Probleme Raumwahrnehmung- welche Wahrnehm.stör

Schönen guten Abend!

Ich bin neu hier und finde dieses Forum klasse!! Ich möchte euch hiermit alle sehr herzlich begrüßen, und habe auch schon eine Frage!

Also bei meinem Neffen wurden Wahrnehmungsstörungen diagnostifiziert. Er hat jetzt auch eine Integrationsfachkraft im Kindergarten erhalten. Allerdings weiß niemand so recht, wie der Junge am Besten gefördert werden soll. Der Junge scheint Probleme vor allem in der Raumwahrnehmung zu haben, z.B. steht er im Kindergarten vom Maltisch auf um die Toilette aufzusuchen, doch als er wieder kommt, weiß er meistens nicht mehr, wo er vorher gesessen ist; oder er macht z.B. eine Übung in einem aufgeschlagenen Buch, auf der rechten Seite… Spricht man währenddessen kurz mit ihm, so dass der Junge den Kopf vom Buch weg dreht, so weiß er anschließend nicht mehr auf welcher Seite des Buches er die Übung machte, und auch nciht, wo er stehen geblieben ist mit der Übung… Auch findet er oft seinen Garderobenplatz nicht wieder…

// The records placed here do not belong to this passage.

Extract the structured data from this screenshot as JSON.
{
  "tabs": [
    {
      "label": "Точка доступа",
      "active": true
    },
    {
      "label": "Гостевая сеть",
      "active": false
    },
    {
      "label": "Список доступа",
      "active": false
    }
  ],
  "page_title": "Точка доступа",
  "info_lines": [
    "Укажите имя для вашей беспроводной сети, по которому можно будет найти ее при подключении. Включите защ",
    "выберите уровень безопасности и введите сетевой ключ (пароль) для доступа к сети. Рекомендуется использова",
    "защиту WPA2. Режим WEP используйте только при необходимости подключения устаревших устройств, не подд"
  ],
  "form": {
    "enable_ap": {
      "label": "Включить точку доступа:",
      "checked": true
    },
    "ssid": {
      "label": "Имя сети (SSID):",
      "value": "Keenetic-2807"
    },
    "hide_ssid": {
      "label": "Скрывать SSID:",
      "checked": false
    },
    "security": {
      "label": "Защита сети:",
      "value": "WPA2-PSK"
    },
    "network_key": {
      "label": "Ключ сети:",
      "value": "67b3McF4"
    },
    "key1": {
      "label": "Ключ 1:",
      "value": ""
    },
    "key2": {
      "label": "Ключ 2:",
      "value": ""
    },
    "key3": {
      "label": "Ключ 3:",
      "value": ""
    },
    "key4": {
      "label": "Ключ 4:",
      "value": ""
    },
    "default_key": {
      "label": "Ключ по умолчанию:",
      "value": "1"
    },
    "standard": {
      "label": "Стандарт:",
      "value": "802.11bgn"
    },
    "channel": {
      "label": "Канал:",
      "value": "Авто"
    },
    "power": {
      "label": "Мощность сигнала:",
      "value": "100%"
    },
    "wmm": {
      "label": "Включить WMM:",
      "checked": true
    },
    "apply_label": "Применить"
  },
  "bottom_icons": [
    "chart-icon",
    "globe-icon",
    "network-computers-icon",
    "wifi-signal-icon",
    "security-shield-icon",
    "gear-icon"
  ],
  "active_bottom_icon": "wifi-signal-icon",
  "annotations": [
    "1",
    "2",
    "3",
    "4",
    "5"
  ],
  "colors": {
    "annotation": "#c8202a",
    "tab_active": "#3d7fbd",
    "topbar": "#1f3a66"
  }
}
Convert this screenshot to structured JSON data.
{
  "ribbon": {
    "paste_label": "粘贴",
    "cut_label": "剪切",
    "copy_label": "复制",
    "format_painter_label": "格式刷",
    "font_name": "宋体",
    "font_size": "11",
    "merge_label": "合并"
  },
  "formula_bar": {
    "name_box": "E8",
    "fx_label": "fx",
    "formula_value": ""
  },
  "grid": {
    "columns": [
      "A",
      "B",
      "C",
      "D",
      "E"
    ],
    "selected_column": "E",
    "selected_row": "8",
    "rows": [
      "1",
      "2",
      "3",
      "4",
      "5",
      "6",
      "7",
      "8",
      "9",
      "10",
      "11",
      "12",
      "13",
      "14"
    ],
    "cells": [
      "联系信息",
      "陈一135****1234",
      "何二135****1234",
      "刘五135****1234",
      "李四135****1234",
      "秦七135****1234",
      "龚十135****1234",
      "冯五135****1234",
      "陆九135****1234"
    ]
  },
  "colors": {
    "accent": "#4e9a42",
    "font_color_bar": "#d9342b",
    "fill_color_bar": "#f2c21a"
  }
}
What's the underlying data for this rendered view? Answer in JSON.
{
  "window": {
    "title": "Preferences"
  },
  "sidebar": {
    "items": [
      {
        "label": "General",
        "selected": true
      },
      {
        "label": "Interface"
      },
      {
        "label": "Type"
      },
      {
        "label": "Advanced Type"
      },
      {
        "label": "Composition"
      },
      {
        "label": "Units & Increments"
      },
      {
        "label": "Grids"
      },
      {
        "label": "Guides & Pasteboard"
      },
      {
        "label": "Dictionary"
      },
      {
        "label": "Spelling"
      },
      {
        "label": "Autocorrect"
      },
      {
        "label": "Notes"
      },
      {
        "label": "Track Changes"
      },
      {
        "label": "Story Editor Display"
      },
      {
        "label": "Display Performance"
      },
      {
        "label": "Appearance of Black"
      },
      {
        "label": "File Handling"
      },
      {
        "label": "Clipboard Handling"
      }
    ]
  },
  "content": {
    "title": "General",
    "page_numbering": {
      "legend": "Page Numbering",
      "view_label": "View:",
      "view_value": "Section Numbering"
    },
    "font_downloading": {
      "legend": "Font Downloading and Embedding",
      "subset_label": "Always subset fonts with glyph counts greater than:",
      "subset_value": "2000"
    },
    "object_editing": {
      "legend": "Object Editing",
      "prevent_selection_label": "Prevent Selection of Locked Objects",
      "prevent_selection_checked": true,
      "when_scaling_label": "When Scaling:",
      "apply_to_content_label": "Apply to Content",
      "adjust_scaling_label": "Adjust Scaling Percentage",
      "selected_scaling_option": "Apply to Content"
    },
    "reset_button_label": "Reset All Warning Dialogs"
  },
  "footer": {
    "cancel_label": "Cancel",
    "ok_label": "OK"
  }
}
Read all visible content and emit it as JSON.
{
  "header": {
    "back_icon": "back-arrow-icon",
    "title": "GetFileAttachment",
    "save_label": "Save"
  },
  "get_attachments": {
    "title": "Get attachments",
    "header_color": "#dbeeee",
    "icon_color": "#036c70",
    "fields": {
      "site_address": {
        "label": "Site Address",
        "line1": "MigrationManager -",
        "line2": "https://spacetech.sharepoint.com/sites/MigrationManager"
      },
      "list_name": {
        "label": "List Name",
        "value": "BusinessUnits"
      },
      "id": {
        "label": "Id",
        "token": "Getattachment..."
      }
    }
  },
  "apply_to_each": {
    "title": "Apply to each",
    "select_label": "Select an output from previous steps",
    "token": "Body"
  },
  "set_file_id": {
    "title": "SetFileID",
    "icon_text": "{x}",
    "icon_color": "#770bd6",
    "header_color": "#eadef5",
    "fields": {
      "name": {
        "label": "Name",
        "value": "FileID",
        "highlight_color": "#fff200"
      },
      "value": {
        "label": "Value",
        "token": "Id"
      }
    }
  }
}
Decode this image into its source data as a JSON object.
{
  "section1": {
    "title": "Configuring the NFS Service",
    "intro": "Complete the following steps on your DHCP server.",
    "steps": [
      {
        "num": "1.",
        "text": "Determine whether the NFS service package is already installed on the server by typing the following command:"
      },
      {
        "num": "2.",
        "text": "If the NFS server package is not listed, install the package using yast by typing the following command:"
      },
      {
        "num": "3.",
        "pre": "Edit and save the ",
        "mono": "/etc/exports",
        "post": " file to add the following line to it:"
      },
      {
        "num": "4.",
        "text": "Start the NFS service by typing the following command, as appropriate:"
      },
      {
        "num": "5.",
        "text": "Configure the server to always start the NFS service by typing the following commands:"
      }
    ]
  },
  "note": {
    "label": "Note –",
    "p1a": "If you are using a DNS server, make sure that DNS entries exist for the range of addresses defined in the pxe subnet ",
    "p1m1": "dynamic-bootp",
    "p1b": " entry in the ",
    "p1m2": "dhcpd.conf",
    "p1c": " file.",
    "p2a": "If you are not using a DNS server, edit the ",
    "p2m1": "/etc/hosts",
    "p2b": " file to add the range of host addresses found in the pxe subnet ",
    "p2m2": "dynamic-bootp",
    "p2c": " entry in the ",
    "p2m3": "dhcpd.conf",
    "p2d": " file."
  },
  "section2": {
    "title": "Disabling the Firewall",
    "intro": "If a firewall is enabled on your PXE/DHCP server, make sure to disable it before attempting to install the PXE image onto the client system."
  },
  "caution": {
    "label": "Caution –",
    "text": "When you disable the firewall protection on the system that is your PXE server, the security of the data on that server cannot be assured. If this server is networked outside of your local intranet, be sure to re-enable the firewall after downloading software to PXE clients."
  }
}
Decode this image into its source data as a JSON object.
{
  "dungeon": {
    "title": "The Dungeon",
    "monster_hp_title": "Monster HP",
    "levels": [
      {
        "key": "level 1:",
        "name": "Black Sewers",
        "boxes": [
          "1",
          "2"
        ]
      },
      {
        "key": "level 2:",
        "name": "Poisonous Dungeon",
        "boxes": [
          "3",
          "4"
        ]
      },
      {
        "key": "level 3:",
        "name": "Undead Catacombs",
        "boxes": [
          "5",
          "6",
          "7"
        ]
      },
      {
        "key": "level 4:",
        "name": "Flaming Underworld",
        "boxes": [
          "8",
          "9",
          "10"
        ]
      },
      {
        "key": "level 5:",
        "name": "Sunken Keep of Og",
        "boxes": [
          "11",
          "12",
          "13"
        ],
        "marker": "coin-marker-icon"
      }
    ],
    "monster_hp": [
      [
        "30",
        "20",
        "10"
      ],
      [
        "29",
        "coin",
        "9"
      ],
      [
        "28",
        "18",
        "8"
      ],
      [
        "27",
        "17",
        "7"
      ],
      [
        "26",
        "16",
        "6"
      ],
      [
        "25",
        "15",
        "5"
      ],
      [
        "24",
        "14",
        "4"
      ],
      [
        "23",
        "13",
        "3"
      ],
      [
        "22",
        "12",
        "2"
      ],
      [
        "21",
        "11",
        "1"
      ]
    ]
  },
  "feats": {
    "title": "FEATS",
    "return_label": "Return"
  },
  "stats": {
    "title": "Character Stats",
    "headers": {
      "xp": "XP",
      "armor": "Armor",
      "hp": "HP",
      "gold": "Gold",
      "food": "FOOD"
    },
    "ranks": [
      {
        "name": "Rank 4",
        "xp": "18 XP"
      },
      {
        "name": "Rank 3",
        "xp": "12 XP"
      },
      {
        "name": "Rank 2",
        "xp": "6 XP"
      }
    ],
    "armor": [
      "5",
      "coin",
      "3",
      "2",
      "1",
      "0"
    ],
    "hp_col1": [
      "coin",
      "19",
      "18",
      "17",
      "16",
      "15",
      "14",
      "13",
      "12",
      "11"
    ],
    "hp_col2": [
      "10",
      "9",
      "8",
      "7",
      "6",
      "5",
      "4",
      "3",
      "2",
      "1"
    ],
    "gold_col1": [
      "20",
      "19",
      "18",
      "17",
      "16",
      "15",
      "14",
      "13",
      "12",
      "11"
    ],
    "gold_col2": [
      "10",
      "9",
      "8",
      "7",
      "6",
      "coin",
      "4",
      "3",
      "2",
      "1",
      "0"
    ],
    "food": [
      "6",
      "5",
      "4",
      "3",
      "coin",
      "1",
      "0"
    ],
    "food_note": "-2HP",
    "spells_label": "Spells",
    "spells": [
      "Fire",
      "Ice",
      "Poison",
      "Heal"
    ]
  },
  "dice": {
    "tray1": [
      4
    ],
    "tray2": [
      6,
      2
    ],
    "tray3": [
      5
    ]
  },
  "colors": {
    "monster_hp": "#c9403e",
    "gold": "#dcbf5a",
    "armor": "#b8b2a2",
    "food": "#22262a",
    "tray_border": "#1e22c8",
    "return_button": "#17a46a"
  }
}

Wenn ich Raumwahrnehmung google, so kommt dieser Begriff oft mit Legasthenie in Verbindung vor… Doch eigentlich sind Probleme in der Raumwahrnehmung doch den Wahrnehmungsstörungen unterzuordnen, oder? Und zu welcher Wahrnehmungsstörung kann man solche Raumwahrnehmungsprobleme am Besten unterordnen? Visuelle, auditive Wahrnehmungsstörung?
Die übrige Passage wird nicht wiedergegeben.